The COVID-19 pandemic has changed everything about how we live our lives, and that’s no different for the Tustin Police Department and its community policing programs.
For example, take Neighborhood Watch.
Traditionally, Neighborhood Watch groups in Tustin would hold occasional meetings in driveways, cul-de-sacs, or community rooms with representatives from the police department informing residents about crime and other issues such as graffiti, homelessness, traffic, and parking.
Because the pandemic makes face-to-face meetings practically impossible, the department’s Community Relations division has been utilizing Zoom videoconferencing technology to host virtual meetings and is increasing its social media outreach through apps like Next Door, Instagram, Facebook and Twitter to keep the lines of communication open.
“We wanted to still engage with the community and virtual programming wasn’t something we were using,” said Police Services Officer Jennifer Dlugitch. “These platforms (such as Zoom, FaceTime and Google Hangouts, to name a few) are available, and they allow people to join from wherever and whenever they can so they don’t have to rush home from work or take time to do personal business on the job.”
Dlugitch, the community relations liaison for the north Tustin area, and her partner, Police Services Officer Zhanna Ismailova, representing the south neighborhoods, created a live Zoom presentation that includes reports from the patrol, traffic, gang suppression and community relations teams.
The meeting’s agenda focused primarily on the work of two key policing teams: the Neighborhood Improvement Task Force (NITF) and the Gang Reduction and Directed Enforcement (GRADE) team.
Among the news:
- Officer Michael McJunkin of the traffic unit reported on the department’s successful suppression of street racing and intersection takeovers, which has made Tustin a model for other Orange County cities dealing with the same dangerous issue. McJunkin says a single intersection takeover – a crowd-attracting event involving several vehicles maneuvering at high speeds in a confined area – can cause upwards of $50,000 in damages.
- As a result of the department’s ongoing suppression efforts, street racers are skipping over Tustin and mounting their events in other cities.
- Manny Arzate, who directs the NITF, reported on the work of the department’s homeless liaison, including the removal of a homeless encampment at an abandoned business. The department works with the city’s code enforcement office, as well as representatives from economic development departments, the Tustin Unified School District, the Orange County Fire Authority, and other organizations to address key issues.

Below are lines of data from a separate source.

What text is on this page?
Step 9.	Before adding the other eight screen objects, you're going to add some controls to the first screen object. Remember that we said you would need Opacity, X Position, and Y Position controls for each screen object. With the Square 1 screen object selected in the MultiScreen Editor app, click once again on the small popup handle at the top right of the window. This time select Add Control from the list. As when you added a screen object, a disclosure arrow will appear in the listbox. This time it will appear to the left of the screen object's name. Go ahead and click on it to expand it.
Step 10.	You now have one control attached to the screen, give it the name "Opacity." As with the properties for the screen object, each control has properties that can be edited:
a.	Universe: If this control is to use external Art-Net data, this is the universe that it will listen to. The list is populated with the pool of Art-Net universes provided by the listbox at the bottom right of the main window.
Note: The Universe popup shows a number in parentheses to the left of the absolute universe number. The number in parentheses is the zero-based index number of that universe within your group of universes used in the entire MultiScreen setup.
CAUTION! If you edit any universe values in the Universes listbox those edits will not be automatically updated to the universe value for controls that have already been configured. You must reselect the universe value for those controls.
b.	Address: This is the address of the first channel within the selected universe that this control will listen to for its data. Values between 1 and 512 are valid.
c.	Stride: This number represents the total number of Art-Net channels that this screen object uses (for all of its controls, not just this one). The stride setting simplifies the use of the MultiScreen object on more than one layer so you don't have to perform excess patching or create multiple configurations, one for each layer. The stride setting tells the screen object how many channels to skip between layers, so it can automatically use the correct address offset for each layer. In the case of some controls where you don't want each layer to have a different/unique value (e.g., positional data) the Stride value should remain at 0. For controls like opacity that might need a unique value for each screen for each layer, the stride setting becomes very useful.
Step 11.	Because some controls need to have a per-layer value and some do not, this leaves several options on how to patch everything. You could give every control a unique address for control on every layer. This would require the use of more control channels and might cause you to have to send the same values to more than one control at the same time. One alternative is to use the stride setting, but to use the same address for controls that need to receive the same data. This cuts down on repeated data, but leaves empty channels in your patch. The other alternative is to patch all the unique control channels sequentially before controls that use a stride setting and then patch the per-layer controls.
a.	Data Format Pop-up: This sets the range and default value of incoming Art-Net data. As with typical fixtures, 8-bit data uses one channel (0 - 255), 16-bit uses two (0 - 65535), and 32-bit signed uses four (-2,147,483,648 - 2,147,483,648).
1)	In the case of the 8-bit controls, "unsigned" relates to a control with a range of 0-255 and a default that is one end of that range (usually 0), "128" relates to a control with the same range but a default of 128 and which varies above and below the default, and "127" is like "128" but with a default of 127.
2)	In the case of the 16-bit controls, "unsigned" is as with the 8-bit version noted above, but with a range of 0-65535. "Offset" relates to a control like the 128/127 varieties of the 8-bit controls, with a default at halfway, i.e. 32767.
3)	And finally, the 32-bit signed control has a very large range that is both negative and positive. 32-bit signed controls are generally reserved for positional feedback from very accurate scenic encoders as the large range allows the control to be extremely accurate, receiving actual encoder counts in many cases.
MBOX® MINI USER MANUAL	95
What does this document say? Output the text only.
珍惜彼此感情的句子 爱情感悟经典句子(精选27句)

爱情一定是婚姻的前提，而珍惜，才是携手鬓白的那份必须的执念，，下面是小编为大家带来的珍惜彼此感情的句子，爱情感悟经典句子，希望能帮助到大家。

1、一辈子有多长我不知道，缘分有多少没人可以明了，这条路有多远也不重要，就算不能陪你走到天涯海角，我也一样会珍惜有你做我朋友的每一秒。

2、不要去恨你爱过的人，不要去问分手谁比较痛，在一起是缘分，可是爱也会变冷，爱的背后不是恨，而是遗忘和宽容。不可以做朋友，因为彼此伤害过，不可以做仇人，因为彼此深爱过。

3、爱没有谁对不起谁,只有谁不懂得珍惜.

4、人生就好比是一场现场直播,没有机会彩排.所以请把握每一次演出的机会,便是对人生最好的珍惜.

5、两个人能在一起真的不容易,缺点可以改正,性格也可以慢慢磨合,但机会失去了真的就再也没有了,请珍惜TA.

- Dave Welde, director of the GRADE program, says the department has 10 gang reduction officers in two teams working seven days a week to safeguard against five to seven different gangs operating in and around Tustin. Welde says officers concentrate on identifying and quickly removing gang graffiti, which marks a gang’s turf or indicates when gangs are challenging each other for territory.
The virtual Neighborhood Watch block captains meeting was the brainchild of Sgt. Sarah Fetterling, who supervises Dlugitch’s and Ismailova’s community policing work. Fetterling wanted to ensure a continuing dialogue with the Tustin community by providing a virtual check-in with the police department’s units, beginning with an introduction by Tustin Police Chief Stu Greenberg.
Currently, Tustin has 965 Neighborhood Watch members representing 153 neighborhoods throughout the city, Dlugitch said. Because Tustin currently has a population of about 79,795, there is room for growth in community involvement.
In addition to the virtual Neighborhood Watch meetings, the department is also doing more social media outreach to increase awareness, Ismailova said, including a recent successful campaign advertising the benefits of the Neighborhood Watch program.